Sunday 26 August 2012

2012 a good and bad year

2012 has been a good year for South Australian wines the weather conditions have been perfect for the production of high quality grapes and high quality wine. After successive bad years the Australian wine industry deserves some luck. The good year in Australia has been counter balanced by poor growing conditions in Northern France especially in the Champagne region.

In Champagne the growers have been beset with all sorts of difficulties with late frosts in April and heavy rain for most of late spring and early summer. The poor weather conditions have caused coulure when the vine flowers fail to to set and pollinate properly. Vines are self pollinating plants which need dry and breezy conditions for the pollen to spread properly amongst the vines. The flowers in Champagne did not all pollinate at the same time so the vines fruited at different times which adds to difficulties to tending the fruit and harvesting it. The poor weather conditions also caused millerandage where the fruit fails to develop properly.

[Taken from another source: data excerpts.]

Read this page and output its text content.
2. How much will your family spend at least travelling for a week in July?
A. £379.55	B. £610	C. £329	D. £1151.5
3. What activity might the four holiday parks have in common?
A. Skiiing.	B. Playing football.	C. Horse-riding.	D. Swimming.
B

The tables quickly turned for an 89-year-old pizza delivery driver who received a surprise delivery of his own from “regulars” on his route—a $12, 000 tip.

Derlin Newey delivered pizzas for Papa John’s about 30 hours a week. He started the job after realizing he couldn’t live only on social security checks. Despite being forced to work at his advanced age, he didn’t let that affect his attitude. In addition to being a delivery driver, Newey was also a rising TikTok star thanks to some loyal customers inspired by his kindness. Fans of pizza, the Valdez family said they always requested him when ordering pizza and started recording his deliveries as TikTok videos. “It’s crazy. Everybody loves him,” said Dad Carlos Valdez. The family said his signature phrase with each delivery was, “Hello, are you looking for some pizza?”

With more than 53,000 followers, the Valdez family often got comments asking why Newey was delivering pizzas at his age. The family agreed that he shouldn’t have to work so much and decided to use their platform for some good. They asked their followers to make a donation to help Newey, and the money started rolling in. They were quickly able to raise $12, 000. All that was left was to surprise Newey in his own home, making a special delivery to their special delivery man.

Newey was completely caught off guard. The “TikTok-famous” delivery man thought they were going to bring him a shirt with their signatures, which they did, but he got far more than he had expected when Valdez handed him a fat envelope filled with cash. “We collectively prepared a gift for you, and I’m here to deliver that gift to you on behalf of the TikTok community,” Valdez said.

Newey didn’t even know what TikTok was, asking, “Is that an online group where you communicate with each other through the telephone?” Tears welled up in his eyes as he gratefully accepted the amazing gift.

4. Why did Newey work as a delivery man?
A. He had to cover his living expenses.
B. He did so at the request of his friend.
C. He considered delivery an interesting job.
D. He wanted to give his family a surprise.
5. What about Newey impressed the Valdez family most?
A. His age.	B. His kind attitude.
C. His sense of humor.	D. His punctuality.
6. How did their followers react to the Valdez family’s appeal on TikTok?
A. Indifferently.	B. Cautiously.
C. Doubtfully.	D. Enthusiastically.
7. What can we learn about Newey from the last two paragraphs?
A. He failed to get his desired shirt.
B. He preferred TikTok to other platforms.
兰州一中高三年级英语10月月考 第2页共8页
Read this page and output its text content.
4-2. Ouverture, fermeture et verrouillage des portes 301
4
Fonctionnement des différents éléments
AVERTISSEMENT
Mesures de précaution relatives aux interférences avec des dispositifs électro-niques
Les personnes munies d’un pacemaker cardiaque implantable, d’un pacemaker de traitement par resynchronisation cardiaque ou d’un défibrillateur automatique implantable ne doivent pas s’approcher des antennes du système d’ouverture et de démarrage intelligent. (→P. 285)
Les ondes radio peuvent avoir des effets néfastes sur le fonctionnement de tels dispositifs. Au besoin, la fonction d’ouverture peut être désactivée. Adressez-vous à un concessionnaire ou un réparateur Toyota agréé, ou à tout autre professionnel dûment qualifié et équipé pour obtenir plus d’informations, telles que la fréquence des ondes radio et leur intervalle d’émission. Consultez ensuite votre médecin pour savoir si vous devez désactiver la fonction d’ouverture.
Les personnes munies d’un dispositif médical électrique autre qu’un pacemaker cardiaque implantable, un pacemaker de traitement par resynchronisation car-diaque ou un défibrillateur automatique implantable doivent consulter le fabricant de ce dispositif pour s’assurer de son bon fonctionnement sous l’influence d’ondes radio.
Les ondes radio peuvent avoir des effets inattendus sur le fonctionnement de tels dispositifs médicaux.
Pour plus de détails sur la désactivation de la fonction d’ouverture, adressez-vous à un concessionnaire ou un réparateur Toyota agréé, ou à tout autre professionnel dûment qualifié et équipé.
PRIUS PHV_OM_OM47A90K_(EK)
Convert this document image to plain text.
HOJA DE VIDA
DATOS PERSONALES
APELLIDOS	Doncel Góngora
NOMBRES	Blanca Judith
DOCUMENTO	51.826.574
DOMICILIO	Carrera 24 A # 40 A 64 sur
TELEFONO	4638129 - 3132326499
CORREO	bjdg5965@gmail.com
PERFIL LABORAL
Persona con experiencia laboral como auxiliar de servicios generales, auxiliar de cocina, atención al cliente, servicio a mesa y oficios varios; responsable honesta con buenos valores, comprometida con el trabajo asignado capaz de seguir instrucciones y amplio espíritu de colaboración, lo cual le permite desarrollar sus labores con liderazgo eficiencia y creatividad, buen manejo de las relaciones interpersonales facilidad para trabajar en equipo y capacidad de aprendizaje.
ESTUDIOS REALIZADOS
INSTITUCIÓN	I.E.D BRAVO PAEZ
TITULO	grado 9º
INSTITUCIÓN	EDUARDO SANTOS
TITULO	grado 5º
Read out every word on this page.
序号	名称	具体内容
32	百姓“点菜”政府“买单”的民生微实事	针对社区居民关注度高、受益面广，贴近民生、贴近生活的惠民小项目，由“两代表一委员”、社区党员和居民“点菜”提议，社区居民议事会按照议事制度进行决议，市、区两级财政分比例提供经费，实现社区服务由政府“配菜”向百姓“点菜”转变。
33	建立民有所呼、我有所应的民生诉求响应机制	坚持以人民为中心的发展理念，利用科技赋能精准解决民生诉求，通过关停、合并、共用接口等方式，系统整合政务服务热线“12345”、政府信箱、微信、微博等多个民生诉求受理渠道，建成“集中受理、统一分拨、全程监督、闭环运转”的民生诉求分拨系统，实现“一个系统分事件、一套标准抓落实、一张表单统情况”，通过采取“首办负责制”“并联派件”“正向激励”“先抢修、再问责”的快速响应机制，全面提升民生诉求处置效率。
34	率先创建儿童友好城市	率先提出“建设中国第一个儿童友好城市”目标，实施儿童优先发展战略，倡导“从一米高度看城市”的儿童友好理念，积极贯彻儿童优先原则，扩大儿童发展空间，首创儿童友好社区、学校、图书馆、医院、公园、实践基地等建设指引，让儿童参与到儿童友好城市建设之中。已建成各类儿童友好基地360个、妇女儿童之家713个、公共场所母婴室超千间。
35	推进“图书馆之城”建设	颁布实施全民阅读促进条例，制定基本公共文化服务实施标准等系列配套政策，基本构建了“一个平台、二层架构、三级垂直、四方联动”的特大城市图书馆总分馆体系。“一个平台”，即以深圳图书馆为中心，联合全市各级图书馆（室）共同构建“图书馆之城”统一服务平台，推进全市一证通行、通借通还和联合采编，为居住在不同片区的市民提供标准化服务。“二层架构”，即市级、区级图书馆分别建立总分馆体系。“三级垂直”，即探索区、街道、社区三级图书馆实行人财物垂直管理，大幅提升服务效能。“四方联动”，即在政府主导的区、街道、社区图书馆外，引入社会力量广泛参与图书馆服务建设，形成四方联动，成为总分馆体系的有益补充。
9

The cold wet weather did not help the fruiting bodies of the vines.
 To add to all this the vines were afflicted by both powdery mildew and (Oidium) and downy mildew (Peronospera). The treatments applied by the growers were washed off the grapes by the incessant downpours.

The good weather conditions in Australia and poor ones in Champagne cannot just be blamed on luck.
There is no doubt in my mind that man made climate change is altering the weather. This has been predicted by climate scientists who not only use climate models to predict the changes to the climate but who have also researched the climate of the past to make predictions. The greater extremes of weather events and the greater variability of the weather is caused by global warming which has increased the average temperature of the atmosphere and the amount of water vapour in the air. There is more energy in the atmosphere to disrupt normal weather patterns. As we pump more and more carbon  di-oxide  into the atmosphere the likelihood of  us experiencing extreme weather will increase. Some years vine growers will benefit but overall I expect that climate change will create more and more serious problems not just for viticulture but for all forms of agriculture. We are damaging the atmosphere and we shall also damage the quality of our most preferred beverage. How stupid is that?